By David S. Broder
WASHINGTON -- Ken Mehlman has not had an easy time of it in his first year as chairman of the Republican National Committee. As the point man for the White Houses political team, he has experienced defeats at the hands of the Democrats in last Novembers two big gubernatorial races -- and growing criticism from within GOP ranks about President Bushs policy stumbles. From Social Security to Katrina to the Dubai Ports deal, Mehlman has been on the receiving end of brickbats.
But last week he could watch as two politically important victories became likely in an arena where Republicans still hold sway -- the Supreme Court.
The justices questions during oral arguments strongly suggested that legislation to limit campaign spending enacted by Vermont would be struck down --as Republicans hope.
In a more complex case, challenging Texas mid-decade Republican congressional redistricting plan, the hints from the high court bench were that the substance of the scheme -- if not every feature -- would survive judicial scrutiny.
For a party as hard-pressed as Republicans are these days, the prospect of twin victories when the Supreme Court hands down its decisions this spring is welcome news indeed.
It shows the advantage the GOP has gained in seeing seven of the nine seats on the Supreme Court filled by appointees of Republican presidents.
The Vermont case was a relative slam-dunk. Under the controlling Supreme Court precedent, now almost 30 years old, political contributions may be limited in order to avoid the appearance of corruption, but political spending -- which the court said directly implicates freedom of expression -- may not.
Vermont challenged that decision with sliding-scale limits on spending for races from governor down to state Legislature. But Chief Justice John Roberts questioned whether there really was any corruption problem in Vermont and Justice Stephen Breyer -- one of the two Democrats on the bench -- joined in the public worries about the limits being so low as to stifle competition.
The Texas case is harder to forecast. It stems from the Legislature, with a newly elected Republican majority, approving in 2003 a congressional redistricting plan, promoted by Rep. Tom DeLay, that yielded six more Republican seats in the 32-member delegation. The previous map was drawn up by the courts in 2001 when the Legislature, then divided between the parties, deadlocked.
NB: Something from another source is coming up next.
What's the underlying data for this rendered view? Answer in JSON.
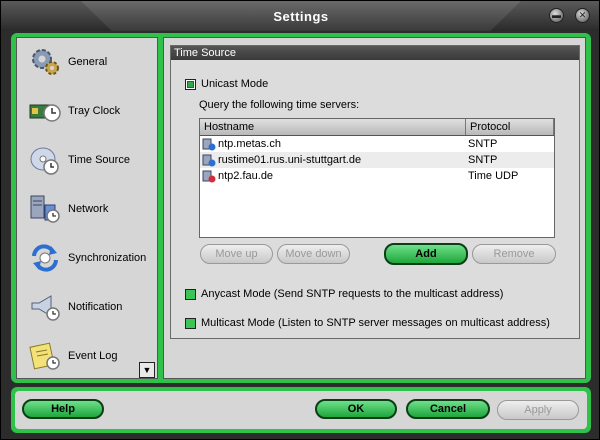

In numerous briefs filed by critics and supporters of the Republican plan, the court was asked to consider the propriety of any mid-decade redistricting, the rights and wrongs of the oddly shaped districts that resulted and the impact on minority constituencies who enjoy special protection under the Voting Rights Act.
There was little in the oral argument to suggest the court would find any constitutional bar to the mid-decade redistricting -- especially since it was the first plan to emerge from the Legislature.
As for the gerrymandering of district lines, even in odd configurations, the court has traditionally chosen to stay out of that political thicket, and Justice David Souter, often the most liberal of the Republicans, told the attorney challenging the plan that its impossible to take partisanship out of the political process.
The impact on Latino and African-American voters appeared to trouble some of the justices. Questioning showed that about 100,000 Hispanics had been moved out of a south Texas district, improving the election prospects of Republican Rep. Henry Bonilla. The state contended they were shifting Democrats -- not Latinos --and Roberts, for one, appeared to buy the argument that the motivation was political, not racial.
Mehlman, who supervised the Republicans brief on the case, came to court to watch the arguments and -- with all the usual lawyerly cautions about not reading the justices minds -- said afterward, I feel very good about it.
Some scholars with less of a partisan bias warn that the Vermont case will leave the escalating cost of campaigns unchecked and the Texas case may unleash a national wave of repeated redistricting every time a legislature changes hands.
Mehlman said he thinks those fears are exaggerated. Few states would contemplate setting campaign-spending limits as low as Vermont did, he said, and the Texas circumstances -- legislative gridlock preventing correction of an earlier districting plan open to criticism as a Democratic gerrymander -- are unique.
Besides, after the year hes had, hes in no position to look a gift horse in the mouth.